Euro: Eurozone inflation in February was revised up. In the year to February, the core rate rose 0.8 percent, versus the previous estimate of 0.7 percent. This is still below the ECB’s two-percent goal, nonetheless helped the euro rally 0.84 percent on Thursday. On Wednesday, it had already rallied one percent, thanks to the FOMC.
Mr. Draghi is probably not a happy man. After a 1.3-percent rally last week, the euro rallied another 1.1 percent this week. All that ‘shock and awe’ extra stimulus last week in vain!
The euro (112.71) is looking extended, though… rose to 113.38 on Thursday before reversing. Resistance at 114 goes back to January last year.
COT Futures Data: Currently net short 77.6k, up 5.6k.
Gold: Gold bugs should be sending a big ‘thank you’ note to Ms. Yellen. Until Tuesday, spot gold prices looked ready to unwind the extreme overbought conditions it was in. A breakout retest of $1180 looked imminent.
Enter the FOMC decision. Gold prices rallied 2.5 percent on Wednesday, but failed to add to it on Thursday, although the dollar index continued lower.

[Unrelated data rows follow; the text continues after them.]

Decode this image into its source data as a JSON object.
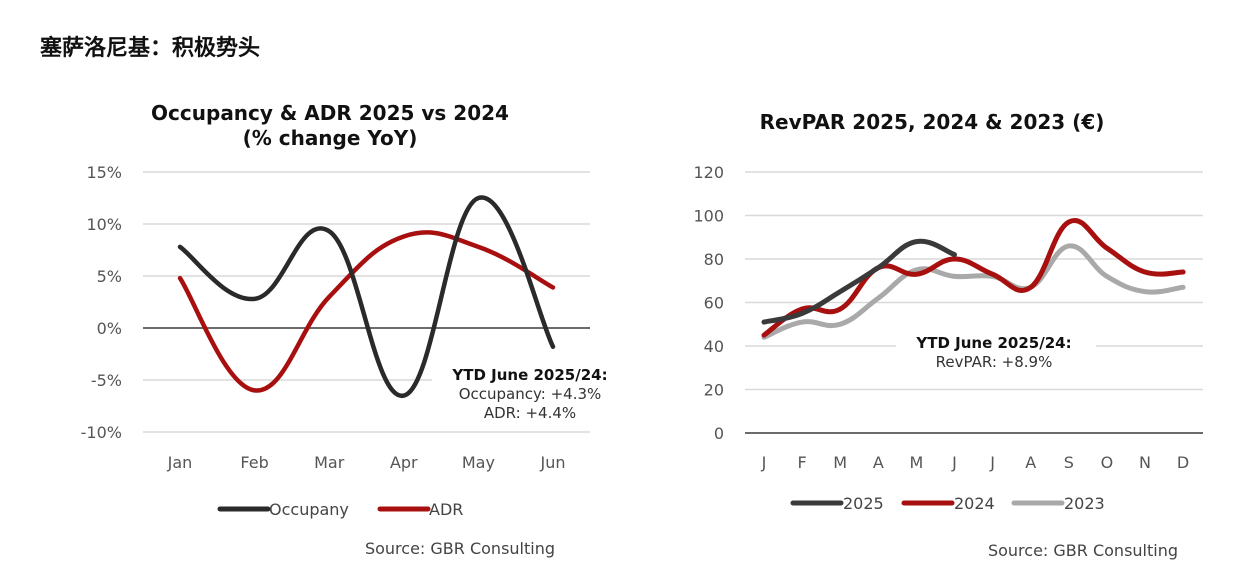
{
  "page": {
    "title": "塞萨洛尼基：积极势头"
  },
  "colors": {
    "occupancy": "#2a2a2a",
    "adr": "#a80f0f",
    "y2025": "#3a3a3a",
    "y2024": "#a80f0f",
    "y2023": "#a9a9a9",
    "grid": "#d9d9d9",
    "zero": "#6b6b6b"
  },
  "chart_data": [
    {
      "type": "line",
      "title": "Occupancy & ADR 2025 vs 2024",
      "subtitle": "(% change YoY)",
      "xlabel": "",
      "ylabel": "",
      "categories": [
        "Jan",
        "Feb",
        "Mar",
        "Apr",
        "May",
        "Jun"
      ],
      "ylim": [
        -10,
        15
      ],
      "yticks": [
        15,
        10,
        5,
        0,
        -5,
        -10
      ],
      "ytick_labels": [
        "15%",
        "10%",
        "5%",
        "0%",
        "-5%",
        "-10%"
      ],
      "grid": true,
      "legend": "bottom",
      "series": [
        {
          "name": "Occupany",
          "color_key": "occupancy",
          "values": [
            7.8,
            2.8,
            9.3,
            -6.5,
            12.5,
            -1.8
          ]
        },
        {
          "name": "ADR",
          "color_key": "adr",
          "values": [
            4.8,
            -6.0,
            3.0,
            8.8,
            7.8,
            3.9
          ]
        }
      ],
      "annotation": {
        "heading": "YTD June 2025/24:",
        "lines": [
          "Occupancy: +4.3%",
          "ADR: +4.4%"
        ]
      },
      "source": "Source: GBR Consulting"
    },
    {
      "type": "line",
      "title": "RevPAR 2025, 2024 & 2023 (€)",
      "xlabel": "",
      "ylabel": "",
      "categories": [
        "J",
        "F",
        "M",
        "A",
        "M",
        "J",
        "J",
        "A",
        "S",
        "O",
        "N",
        "D"
      ],
      "ylim": [
        0,
        120
      ],
      "yticks": [
        120,
        100,
        80,
        60,
        40,
        20,
        0
      ],
      "ytick_labels": [
        "120",
        "100",
        "80",
        "60",
        "40",
        "20",
        "0"
      ],
      "grid": true,
      "legend": "bottom",
      "series": [
        {
          "name": "2025",
          "color_key": "y2025",
          "values": [
            51,
            55,
            65,
            76,
            88,
            82
          ]
        },
        {
          "name": "2024",
          "color_key": "y2024",
          "values": [
            45,
            57,
            57,
            76,
            73,
            80,
            73,
            67,
            97,
            85,
            74,
            74
          ]
        },
        {
          "name": "2023",
          "color_key": "y2023",
          "values": [
            44,
            51,
            50,
            62,
            75,
            72,
            72,
            67,
            86,
            72,
            65,
            67
          ]
        }
      ],
      "annotation": {
        "heading": "YTD June 2025/24:",
        "lines": [
          "RevPAR: +8.9%"
        ]
      },
      "source": "Source: GBR Consulting"
    }
  ]
}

With all three major central banks just having adopted gold-friendly policy and the metal having already reacted to it, the path of least resistance continues lower.
In the week ended Wednesday, the SPDR gold ETF (GLD) lost $4.1 billion (courtesy of ETF.com). Spot gold has essentially gone sideways for five weeks now. GLD longs are probably losing patience.

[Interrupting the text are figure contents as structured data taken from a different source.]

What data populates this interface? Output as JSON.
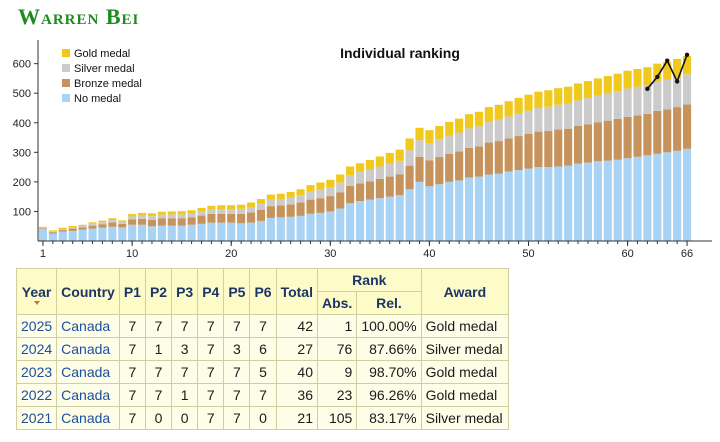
{
  "page": {
    "contestant_name": "Warren Bei"
  },
  "chart_data": {
    "type": "bar",
    "stacked": true,
    "title": "Individual ranking",
    "x": [
      1,
      2,
      3,
      4,
      5,
      6,
      7,
      8,
      9,
      10,
      11,
      12,
      13,
      14,
      15,
      16,
      17,
      18,
      19,
      20,
      21,
      22,
      23,
      24,
      25,
      26,
      27,
      28,
      29,
      30,
      31,
      32,
      33,
      34,
      35,
      36,
      37,
      38,
      39,
      40,
      41,
      42,
      43,
      44,
      45,
      46,
      47,
      48,
      49,
      50,
      51,
      52,
      53,
      54,
      55,
      56,
      57,
      58,
      59,
      60,
      61,
      62,
      63,
      64,
      65,
      66
    ],
    "xticks": [
      1,
      10,
      20,
      30,
      40,
      50,
      60,
      66
    ],
    "yticks": [
      100,
      200,
      300,
      400,
      500,
      600
    ],
    "ylim": [
      0,
      680
    ],
    "xlabel": "",
    "ylabel": "",
    "legend_position": "top-left",
    "series": [
      {
        "name": "No medal",
        "color": "#a9d3f5",
        "values": [
          40,
          25,
          32,
          34,
          38,
          42,
          45,
          48,
          46,
          55,
          55,
          50,
          52,
          52,
          52,
          55,
          58,
          62,
          62,
          62,
          60,
          62,
          68,
          78,
          80,
          82,
          85,
          92,
          95,
          100,
          110,
          128,
          135,
          140,
          145,
          150,
          155,
          175,
          200,
          185,
          192,
          200,
          205,
          215,
          218,
          225,
          228,
          235,
          240,
          245,
          250,
          250,
          252,
          255,
          262,
          265,
          270,
          272,
          275,
          280,
          285,
          290,
          295,
          300,
          305,
          312
        ]
      },
      {
        "name": "Bronze medal",
        "color": "#c7935d",
        "values": [
          3,
          5,
          5,
          8,
          8,
          10,
          12,
          15,
          12,
          18,
          20,
          22,
          25,
          25,
          25,
          25,
          28,
          30,
          30,
          30,
          32,
          35,
          38,
          40,
          40,
          42,
          45,
          48,
          50,
          52,
          55,
          58,
          60,
          62,
          65,
          68,
          70,
          80,
          85,
          88,
          92,
          95,
          98,
          100,
          102,
          108,
          110,
          112,
          115,
          118,
          120,
          122,
          125,
          125,
          128,
          130,
          132,
          135,
          138,
          140,
          140,
          140,
          145,
          145,
          148,
          150
        ]
      },
      {
        "name": "Silver medal",
        "color": "#cbcbcb",
        "values": [
          2,
          3,
          4,
          5,
          5,
          6,
          7,
          8,
          7,
          10,
          11,
          12,
          12,
          13,
          13,
          13,
          14,
          15,
          16,
          16,
          17,
          18,
          20,
          22,
          22,
          23,
          25,
          27,
          29,
          30,
          32,
          36,
          38,
          40,
          42,
          44,
          46,
          52,
          56,
          58,
          60,
          62,
          64,
          66,
          68,
          70,
          72,
          74,
          76,
          78,
          80,
          82,
          84,
          85,
          86,
          88,
          90,
          92,
          94,
          96,
          97,
          98,
          99,
          100,
          101,
          102
        ]
      },
      {
        "name": "Gold medal",
        "color": "#f1c81c",
        "values": [
          3,
          3,
          4,
          4,
          4,
          5,
          5,
          6,
          5,
          8,
          9,
          10,
          10,
          10,
          11,
          11,
          12,
          12,
          13,
          13,
          14,
          15,
          16,
          17,
          18,
          19,
          20,
          22,
          24,
          25,
          28,
          30,
          30,
          32,
          34,
          36,
          38,
          40,
          42,
          44,
          45,
          46,
          47,
          48,
          49,
          50,
          51,
          52,
          53,
          54,
          55,
          56,
          56,
          57,
          57,
          58,
          58,
          59,
          59,
          60,
          60,
          60,
          61,
          61,
          62,
          62
        ]
      }
    ],
    "rank_line": {
      "color": "#111111",
      "x": [
        62,
        63,
        64,
        65,
        66
      ],
      "y": [
        515,
        555,
        610,
        540,
        630
      ]
    }
  },
  "table": {
    "headers": {
      "year": "Year",
      "country": "Country",
      "p1": "P1",
      "p2": "P2",
      "p3": "P3",
      "p4": "P4",
      "p5": "P5",
      "p6": "P6",
      "total": "Total",
      "rank": "Rank",
      "abs": "Abs.",
      "rel": "Rel.",
      "award": "Award"
    },
    "rows": [
      {
        "year": "2025",
        "country": "Canada",
        "p1": "7",
        "p2": "7",
        "p3": "7",
        "p4": "7",
        "p5": "7",
        "p6": "7",
        "total": "42",
        "abs": "1",
        "rel": "100.00%",
        "award": "Gold medal"
      },
      {
        "year": "2024",
        "country": "Canada",
        "p1": "7",
        "p2": "1",
        "p3": "3",
        "p4": "7",
        "p5": "3",
        "p6": "6",
        "total": "27",
        "abs": "76",
        "rel": "87.66%",
        "award": "Silver medal"
      },
      {
        "year": "2023",
        "country": "Canada",
        "p1": "7",
        "p2": "7",
        "p3": "7",
        "p4": "7",
        "p5": "7",
        "p6": "5",
        "total": "40",
        "abs": "9",
        "rel": "98.70%",
        "award": "Gold medal"
      },
      {
        "year": "2022",
        "country": "Canada",
        "p1": "7",
        "p2": "7",
        "p3": "1",
        "p4": "7",
        "p5": "7",
        "p6": "7",
        "total": "36",
        "abs": "23",
        "rel": "96.26%",
        "award": "Gold medal"
      },
      {
        "year": "2021",
        "country": "Canada",
        "p1": "7",
        "p2": "0",
        "p3": "0",
        "p4": "7",
        "p5": "7",
        "p6": "0",
        "total": "21",
        "abs": "105",
        "rel": "83.17%",
        "award": "Silver medal"
      }
    ]
  }
}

Similarly, in the one month ended March 8th, non-commercials raised net longs from under 100,000 contracts to nearly 175,000. Spot gold has not moved. For the first time in eight weeks, these traders cut net longs this week.
COT Futures Data: Currently net long 169.5k, down 5.3k.

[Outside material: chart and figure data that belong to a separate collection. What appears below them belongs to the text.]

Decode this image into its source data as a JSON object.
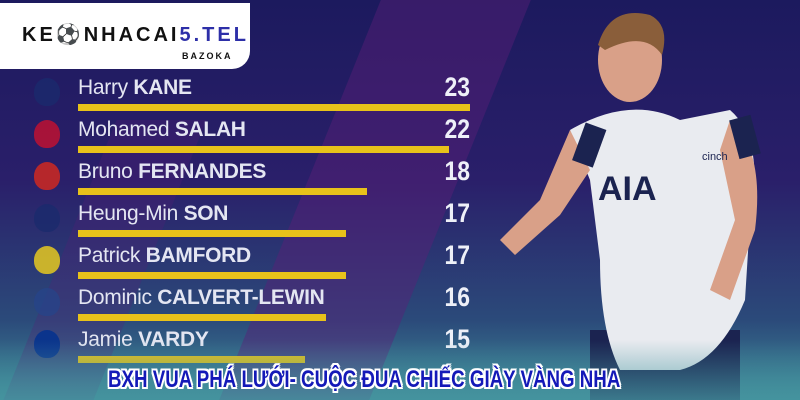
{
  "logo": {
    "main_prefix": "KE",
    "main_mid": "NHACAI",
    "main_suffix": "5.TEL",
    "sub": "BAZOKA"
  },
  "scorers": [
    {
      "first": "Harry",
      "last": "KANE",
      "goals": 23,
      "club_color": "#1a2b6d"
    },
    {
      "first": "Mohamed",
      "last": "SALAH",
      "goals": 22,
      "club_color": "#c8102e"
    },
    {
      "first": "Bruno",
      "last": "FERNANDES",
      "goals": 18,
      "club_color": "#da291c"
    },
    {
      "first": "Heung-Min",
      "last": "SON",
      "goals": 17,
      "club_color": "#1a2b6d"
    },
    {
      "first": "Patrick",
      "last": "BAMFORD",
      "goals": 17,
      "club_color": "#f3d21a"
    },
    {
      "first": "Dominic",
      "last": "CALVERT-LEWIN",
      "goals": 16,
      "club_color": "#274488"
    },
    {
      "first": "Jamie",
      "last": "VARDY",
      "goals": 15,
      "club_color": "#003090"
    }
  ],
  "player": {
    "sponsor": "AIA",
    "kit_brand": "cinch"
  },
  "caption": "BXH VUA PHÁ LƯỚI- CUỘC ĐUA CHIẾC GIÀY VÀNG NHA",
  "colors": {
    "bar": "#e8c21a",
    "caption": "#1419b8"
  }
}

US Dollar Index: In the currency land, what the US Dollar index experienced on Wednesday and Thursday can be described as shellacking – down two percent.
Support at 97 is gone. In fact, on Wednesday – the FOMC decision day – the index tagged that resistance, which is where 200-DMA lies as well, and was vigorously denied.
Non-commercials continue not to show any love. They cut net longs of the US Dollar index to the lowest since February 2014.
That said, daily momentum indicators are grossly oversold.
COT Futures Data: Currently net long 17.5k, down 8.9k.
VIX: The August 2015 rising trend line, which otherwise was providing support, was broken on Wednesday, and spot VIX Volatility Index lost three points in a couple of sessions.
Ray of hope for volatility bulls: Friday produced a doji at the lower Bollinger Band.
As well, the VIX-to-VXV ratio closed the week at 0.78, matching the mid-March low last year. Also, this was the first time the ratio dropped into oversold zone in three months. Time to rally!
COT Futures Data: Currently net long 10.3k, down 10.8k.